Conseil National de Recherche du Canada
Conseil National de Recherche du Canada
Traditional access through the alphabetically organized
macrostructure (words defined) of the dictionary was convenient
in a printed form. Online versions of dictionaries lead us to
rethink our access approach and to exploit, as suggested by
Humblé, the increased value of the dictionary in computer
assisted language instruction. In a self-learning environment,
a situation favored by today’s wide-spread access to computers,
an online dictionary is a valuable resource for reading
comprehension. However, learners can quickly become
discouraged if the information about a word searched for is
buried among too much other information, e.g. the many
definitions listed for highly polysemous words. Our current
research suggests a method for providing specific guidance to
a user to ease his access to information and promote vocabulary
learning during his dictionary searches.
We present a tool, REFLEX, built on a mathematical model of
a fuzzy logic search engine. We suggest that the microstructure
(the content of the entries) of a dictionary be considered as a
corpus. From this corpus, using fuzzy operators, we can
calculate a similarity matrix, called a fuzzy pseudo-thesaurus
(Miyamoto), expressing the degree of association between each
pair of lemma (base forms of words) found in the corpus. This
similarity calculation is based on the tendency of two words to
co-occur within sentences. The fuzzy pseudo-thesaurus is
pre-calculated and used at the search (query) time (Klir and
Yuan).
Presently, the tool is for English learners of French and uses a
learner`s dictionary called DAFLES (Dictionnaire de
l’Apprenant du Français Langue Seconde et Étrangère)

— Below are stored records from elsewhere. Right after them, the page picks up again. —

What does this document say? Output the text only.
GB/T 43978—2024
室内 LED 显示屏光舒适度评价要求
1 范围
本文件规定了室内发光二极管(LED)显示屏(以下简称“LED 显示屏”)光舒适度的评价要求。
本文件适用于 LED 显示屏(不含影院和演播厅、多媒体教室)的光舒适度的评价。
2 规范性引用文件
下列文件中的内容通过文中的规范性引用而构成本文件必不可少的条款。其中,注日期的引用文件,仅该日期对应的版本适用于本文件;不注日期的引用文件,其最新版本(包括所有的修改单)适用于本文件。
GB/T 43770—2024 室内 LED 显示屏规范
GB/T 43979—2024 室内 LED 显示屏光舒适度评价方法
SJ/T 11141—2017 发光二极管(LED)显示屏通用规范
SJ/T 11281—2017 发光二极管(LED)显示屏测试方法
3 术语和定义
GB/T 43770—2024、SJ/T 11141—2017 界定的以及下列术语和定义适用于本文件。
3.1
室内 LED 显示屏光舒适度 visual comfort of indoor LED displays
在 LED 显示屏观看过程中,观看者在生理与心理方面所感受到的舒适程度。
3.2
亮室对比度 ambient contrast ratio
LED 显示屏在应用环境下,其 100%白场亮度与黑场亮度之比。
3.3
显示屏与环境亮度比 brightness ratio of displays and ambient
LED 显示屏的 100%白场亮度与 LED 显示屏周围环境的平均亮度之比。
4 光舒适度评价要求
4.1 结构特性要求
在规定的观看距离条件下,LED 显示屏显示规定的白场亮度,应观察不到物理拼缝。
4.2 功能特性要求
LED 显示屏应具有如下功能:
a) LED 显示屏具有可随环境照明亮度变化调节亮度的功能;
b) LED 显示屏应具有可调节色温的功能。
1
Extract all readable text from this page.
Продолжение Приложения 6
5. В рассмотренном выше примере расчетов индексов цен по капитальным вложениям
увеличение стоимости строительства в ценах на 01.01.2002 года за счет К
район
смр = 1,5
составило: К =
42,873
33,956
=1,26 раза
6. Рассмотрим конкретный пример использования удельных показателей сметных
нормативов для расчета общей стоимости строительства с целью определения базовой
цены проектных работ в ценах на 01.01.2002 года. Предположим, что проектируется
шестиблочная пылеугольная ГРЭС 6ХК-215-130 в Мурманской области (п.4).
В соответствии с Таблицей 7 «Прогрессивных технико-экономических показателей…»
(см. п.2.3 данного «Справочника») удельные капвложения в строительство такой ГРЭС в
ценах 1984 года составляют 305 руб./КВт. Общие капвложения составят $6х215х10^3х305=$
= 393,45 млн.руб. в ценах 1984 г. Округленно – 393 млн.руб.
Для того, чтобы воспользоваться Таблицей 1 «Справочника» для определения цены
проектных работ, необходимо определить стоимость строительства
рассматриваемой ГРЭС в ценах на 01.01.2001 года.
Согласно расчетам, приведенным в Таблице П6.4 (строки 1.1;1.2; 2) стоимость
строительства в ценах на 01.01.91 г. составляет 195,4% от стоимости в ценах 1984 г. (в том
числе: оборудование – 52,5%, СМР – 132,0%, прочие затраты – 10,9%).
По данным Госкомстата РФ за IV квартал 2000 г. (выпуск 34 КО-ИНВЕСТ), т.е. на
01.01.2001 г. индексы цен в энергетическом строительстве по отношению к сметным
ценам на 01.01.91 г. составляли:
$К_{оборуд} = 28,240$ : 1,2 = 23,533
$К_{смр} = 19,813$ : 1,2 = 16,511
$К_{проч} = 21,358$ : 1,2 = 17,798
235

(Verlinde et al.) merging all its defining sentences to build a
corpus. Portability to languages other than French would require
work at the pre-processing stage, for example to tokenize the
sentences (split them into word units) and lemmatize the words
(e.g. lemma should be found for diverse forms of nouns and
verbs). Portability to other types of dictionaries would require an understanding of the different types of information
(definitions, examples, notes) contained before merging them
into a corpus. Each type of information might be of different
value to a learner, and then could be given more or less weight
in our model.
REFLEX provides a graphical visualization of a word’s semantic
context. Figure 1 shows the portion of the pseudo-thesaurus
relating to the word “scientifique” (scientific) as automatically
built from DAFLES. The surrounding words (chercheur –
researcher, étudier – study, observation – observation, théorique
– theoretical, rechercher – research, etc.), express words related
to scientifique, their graphical distance being proportional to
their calculated distance.
Figure 1: Semantic context for scientifique
Figure 2: Semantic context for météorologique (meteorological)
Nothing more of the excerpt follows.